DİVAN-I KEBİR 5. CİLT 2210 İNCİ BEYİT


(Mevlana Hazretleri Şems Hazretlerini olan aşkı anlatıyor)

2210. Yusuf, bir kuyuya sığınmadı mı?
Muhammed, bir mağaraya kaçmadı mı?

Zün-Nûn'un ayağına zincir vurdu (Özgürlüğünü elinden aldı)  o (Aşk), Mansûr’un (Hallaç) başını, darağacında yüceltti o (Aşk).

Yokluk bucağından başka bir yerde huzur-rahat bulamazsın;
Bir uğurdan yokluğa kaç-gitsin.

Bir hırka için bunca yaraya katlanmak;
Bir sarık için kelleyi vermek...
Değmez doğrusu.

Ağır elbise, hırka-cübbe yerine kefen, daha da hoş;
Mezar, bu şehirden çok daha iyi.

Ne vakit varlıktan tamamıyla kurtulacağım da bir kuş gibi, yokluğa uçup gideceğim?

Ne vakit can kuşum, beden kafesinden çıkacak da gül bahçesine doğru uçacak?

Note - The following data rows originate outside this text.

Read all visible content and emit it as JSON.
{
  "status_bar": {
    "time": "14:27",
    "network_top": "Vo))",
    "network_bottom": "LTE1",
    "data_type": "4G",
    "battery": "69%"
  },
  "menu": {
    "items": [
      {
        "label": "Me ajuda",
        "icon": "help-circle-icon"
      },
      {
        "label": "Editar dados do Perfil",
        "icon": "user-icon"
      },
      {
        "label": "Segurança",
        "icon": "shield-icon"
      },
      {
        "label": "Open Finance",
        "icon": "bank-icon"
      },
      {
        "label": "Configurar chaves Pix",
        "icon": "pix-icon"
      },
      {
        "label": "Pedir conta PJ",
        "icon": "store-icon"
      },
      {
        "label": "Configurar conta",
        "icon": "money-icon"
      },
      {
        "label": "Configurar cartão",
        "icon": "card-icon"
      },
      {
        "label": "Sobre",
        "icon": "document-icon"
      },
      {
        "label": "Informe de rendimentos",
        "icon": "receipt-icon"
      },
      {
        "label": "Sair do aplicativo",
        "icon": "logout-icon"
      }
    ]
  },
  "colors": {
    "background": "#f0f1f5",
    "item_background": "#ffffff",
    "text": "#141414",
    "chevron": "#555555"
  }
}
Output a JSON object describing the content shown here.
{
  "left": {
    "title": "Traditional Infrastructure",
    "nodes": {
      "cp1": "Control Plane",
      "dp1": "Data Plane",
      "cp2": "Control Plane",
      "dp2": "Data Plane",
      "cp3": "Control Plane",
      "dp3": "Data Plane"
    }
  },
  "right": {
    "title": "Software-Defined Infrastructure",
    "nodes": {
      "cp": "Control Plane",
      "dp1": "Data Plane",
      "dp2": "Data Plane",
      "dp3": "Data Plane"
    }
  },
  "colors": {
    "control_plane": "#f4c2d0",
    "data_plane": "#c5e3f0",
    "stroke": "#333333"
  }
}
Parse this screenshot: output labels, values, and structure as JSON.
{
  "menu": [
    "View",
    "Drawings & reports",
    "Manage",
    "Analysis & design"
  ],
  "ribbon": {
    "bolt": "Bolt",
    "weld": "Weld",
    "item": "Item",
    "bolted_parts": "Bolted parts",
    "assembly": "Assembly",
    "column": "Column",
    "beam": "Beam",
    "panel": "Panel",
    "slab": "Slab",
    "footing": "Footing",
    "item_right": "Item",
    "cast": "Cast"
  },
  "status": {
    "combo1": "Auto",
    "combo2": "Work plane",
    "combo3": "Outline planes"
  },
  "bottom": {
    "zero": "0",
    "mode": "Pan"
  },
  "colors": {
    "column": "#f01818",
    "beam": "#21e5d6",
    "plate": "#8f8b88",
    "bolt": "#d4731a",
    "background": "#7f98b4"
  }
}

Görülmemiş bir kahvaltı edecek;
Şaşılacak bir gaga açacak?

Gönül de, göz de, mide de nur yer;
Çünkü yemeğin aslı, nurlardandır.

* "Hatta onlar, rableri katında dirilerdir;
Rızıklanırlar" yemeğini gizilce yerler (Âl-i İmran suresi 169).
                       ***
DİVAN-I KEBİR 5 CİLT MEVLÂNÂ CELÂLEDDİN
Hazırlayan: Abdulbaki GÖLPINARLI
KÜLTÜR BAKANLIĞI YAYINLARI/1385
                        ***
Neler öğrendik;
1.    Dünya yaşamında kişi peygamber olsa da, evliya olsa da, ermiş olsa da rahat ve huzur bulamayacaklarını öğrendik.
2.    Her şeyin tasarlanıp planlarının hazırlandığı, eşyanın vücut bulmadan önceki anında hazırlığın tamam olduğu YOKLUK âleminde ancak rahat ve huzuru bulabileceğimizi öğrendik.
3.    Dünyada halkın değerli görerek saygı göstermesini istemenin veya mal para biriktirmenin insanı bağlayıp yücelerdeki kendisine ayrılan hisseyi almak için bağ olacağını öğrendik.
4.    Yiyip içtiklerimizin nurdan olduğunu, yücelerden gelen yiyecekler olduğunu bilmemiz ve farkına varmamız gerektiğini öğrendik.
                   *
İşte böyle yaren;
Allah yolunda ölenlerin veya öldürülenlerin Allah’ın yanında sevinçle yiyecekleri yemekler olduğunu öğrendik, anladık.